Saturday 8 June 2013

Aspergers does Butlins!



Just back from five days away experiencing Billy Butlin’s Best. Given that it was five days of constant, high-level noise, chaos, surging crowds and complete stimulation overdrive, Ethan did pretty well.
There were only a few moments when I had that sinking sensation. Whereas he must have spent most of the week feeling stressed, confused, overloaded and exhausted.
One sinking moment came towards the end of the five days when Ethan roared at Sam to ‘stop walking in front of me’ and physically pushed him out of the way. Apart from the fact Sam was worried about cars and had gone to Ethan for protection and so was of course, crying his eyes out, it was other people’s reactions which stung the most. People looking and muttering - no doubt about Ethan’s parenting skills.

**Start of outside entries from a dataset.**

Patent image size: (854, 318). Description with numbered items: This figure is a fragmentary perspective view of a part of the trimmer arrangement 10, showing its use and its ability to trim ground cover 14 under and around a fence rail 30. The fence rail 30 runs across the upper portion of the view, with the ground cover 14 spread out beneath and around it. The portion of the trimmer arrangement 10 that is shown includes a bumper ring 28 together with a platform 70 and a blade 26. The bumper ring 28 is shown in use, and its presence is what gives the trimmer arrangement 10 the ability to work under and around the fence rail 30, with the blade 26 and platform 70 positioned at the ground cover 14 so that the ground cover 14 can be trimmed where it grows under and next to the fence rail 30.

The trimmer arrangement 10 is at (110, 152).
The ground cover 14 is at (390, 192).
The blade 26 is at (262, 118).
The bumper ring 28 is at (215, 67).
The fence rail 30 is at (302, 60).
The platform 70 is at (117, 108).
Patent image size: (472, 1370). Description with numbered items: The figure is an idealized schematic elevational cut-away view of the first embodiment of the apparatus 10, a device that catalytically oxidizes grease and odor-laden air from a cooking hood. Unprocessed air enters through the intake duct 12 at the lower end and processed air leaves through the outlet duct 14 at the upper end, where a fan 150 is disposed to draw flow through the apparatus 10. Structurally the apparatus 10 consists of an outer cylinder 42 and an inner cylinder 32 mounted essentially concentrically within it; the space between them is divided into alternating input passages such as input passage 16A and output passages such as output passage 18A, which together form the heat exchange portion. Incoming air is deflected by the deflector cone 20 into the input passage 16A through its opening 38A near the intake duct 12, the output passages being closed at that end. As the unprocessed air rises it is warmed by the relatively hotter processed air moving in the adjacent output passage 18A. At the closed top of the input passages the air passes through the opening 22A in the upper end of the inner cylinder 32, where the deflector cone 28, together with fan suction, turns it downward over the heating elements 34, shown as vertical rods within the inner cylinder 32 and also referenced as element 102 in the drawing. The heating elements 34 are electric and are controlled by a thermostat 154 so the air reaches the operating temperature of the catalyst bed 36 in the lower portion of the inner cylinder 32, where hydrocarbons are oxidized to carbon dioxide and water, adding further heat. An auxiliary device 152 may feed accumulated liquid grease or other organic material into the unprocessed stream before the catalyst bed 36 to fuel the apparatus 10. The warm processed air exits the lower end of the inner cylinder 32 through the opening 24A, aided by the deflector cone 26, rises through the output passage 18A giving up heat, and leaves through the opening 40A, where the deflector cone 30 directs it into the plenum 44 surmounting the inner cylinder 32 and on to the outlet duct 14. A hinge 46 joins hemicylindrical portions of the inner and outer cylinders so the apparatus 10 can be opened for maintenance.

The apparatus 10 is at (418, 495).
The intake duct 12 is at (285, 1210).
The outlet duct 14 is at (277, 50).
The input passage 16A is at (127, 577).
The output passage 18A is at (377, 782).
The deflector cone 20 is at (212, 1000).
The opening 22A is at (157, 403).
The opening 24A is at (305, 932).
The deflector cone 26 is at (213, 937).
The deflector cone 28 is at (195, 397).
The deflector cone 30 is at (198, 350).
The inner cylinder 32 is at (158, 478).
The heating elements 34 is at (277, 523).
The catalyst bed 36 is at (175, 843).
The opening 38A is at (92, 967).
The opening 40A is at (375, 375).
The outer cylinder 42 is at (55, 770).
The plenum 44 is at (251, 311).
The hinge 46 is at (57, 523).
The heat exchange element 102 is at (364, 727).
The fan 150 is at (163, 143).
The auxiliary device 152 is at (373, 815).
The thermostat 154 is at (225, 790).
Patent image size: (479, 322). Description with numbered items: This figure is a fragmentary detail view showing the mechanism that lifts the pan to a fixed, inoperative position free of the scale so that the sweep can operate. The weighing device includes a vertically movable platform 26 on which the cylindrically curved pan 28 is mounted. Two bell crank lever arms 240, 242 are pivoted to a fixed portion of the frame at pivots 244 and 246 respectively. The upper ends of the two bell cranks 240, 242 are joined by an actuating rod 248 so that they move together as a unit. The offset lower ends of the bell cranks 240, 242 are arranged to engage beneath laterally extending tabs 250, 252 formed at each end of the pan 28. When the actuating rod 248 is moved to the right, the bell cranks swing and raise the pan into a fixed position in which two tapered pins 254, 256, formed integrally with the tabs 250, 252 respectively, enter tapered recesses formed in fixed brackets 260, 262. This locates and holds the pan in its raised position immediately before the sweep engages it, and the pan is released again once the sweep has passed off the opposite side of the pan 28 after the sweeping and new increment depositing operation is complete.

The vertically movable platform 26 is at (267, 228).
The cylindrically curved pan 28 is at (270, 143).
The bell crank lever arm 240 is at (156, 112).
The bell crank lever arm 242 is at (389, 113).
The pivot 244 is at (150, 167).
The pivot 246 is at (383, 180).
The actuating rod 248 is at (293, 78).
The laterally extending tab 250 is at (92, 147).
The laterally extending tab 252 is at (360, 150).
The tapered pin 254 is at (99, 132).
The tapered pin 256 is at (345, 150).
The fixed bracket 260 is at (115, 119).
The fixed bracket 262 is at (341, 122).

The second sinking feeling (I actually thought Ethan might get punched) came in the dinner hall. It was loud, it was chaotic, it was crowded, it served greasy junk. It felt like being in a soldier’s mess hall! The surroundings didn’t make for a relaxing dining experience and Ethan struggled with the noise and sheer amount of people that got in the way of him smoothly processing through the stages of choosing his dinner, eating it and walking out. At the end of dinner one day, as we were standing up to leave, a young boy was heading towards our table. Fed up of constantly being held up by other people, Ethan made an ill-judged move to grab Oliver’s jacket off the back of the chair right in front of the boy. The result was that the heavy wooden chair fell over onto the boy’s foot.
Boy and father were far from impressed. I was embarrassed. I think Ethan was embarrassed. Part of me wanted to declare ‘Don’t think because I’m married to him that I’m like that too. I would have waited for your son to pass.’ The other side of me wanted to defend Ethan, to explain that he’s got Aspergers: to explain that his mind focuses on an end goal, not on other people and what effect his actions might have on them.’ Instead I muttered sorry. Ethan apologised robustly, he even called the little boy ‘mate’ (I think the adrenalin was pumping). And we left the scene with the boy and his dad presumably thinking that Ethan had no manners. 
I think that’s how I might sum up Aspergers. In Ethan anyway. It’s a complete lack of manners. Because what are manners, other than consideration of other people? And that’s something utterly alien to Ethan. It’s something he’s learned to a certain extent, but when his instincts take over, that learned behaviour quickly disappears. Perhaps Aspergers is simply the selfishness of human nature un-tethered by any learned social etiquette.
What I find frustrating is that Ethan can do it. He can think about others. Completely of his own accord, he took the kids on a bike carriage thingy so that I could have an hour to myself. Other pluses to the holiday, so as not to end on a moan, were dancing badly with no shame at all at The Jacksons tribute night, spending a fortune with Sam and Ava on the 2p machines, learning how to fence and having a duel with Ava, launching myself endlessly down the water slide wedged into a rubber ring with the boys, and eating and drinking lots of rubbish food that tasted great. Overall, despite the chaos, noise, unhealthy food and crowds (and the odd sinking feeling), Butlins was a winner – even for a family with a dad who has Aspergers.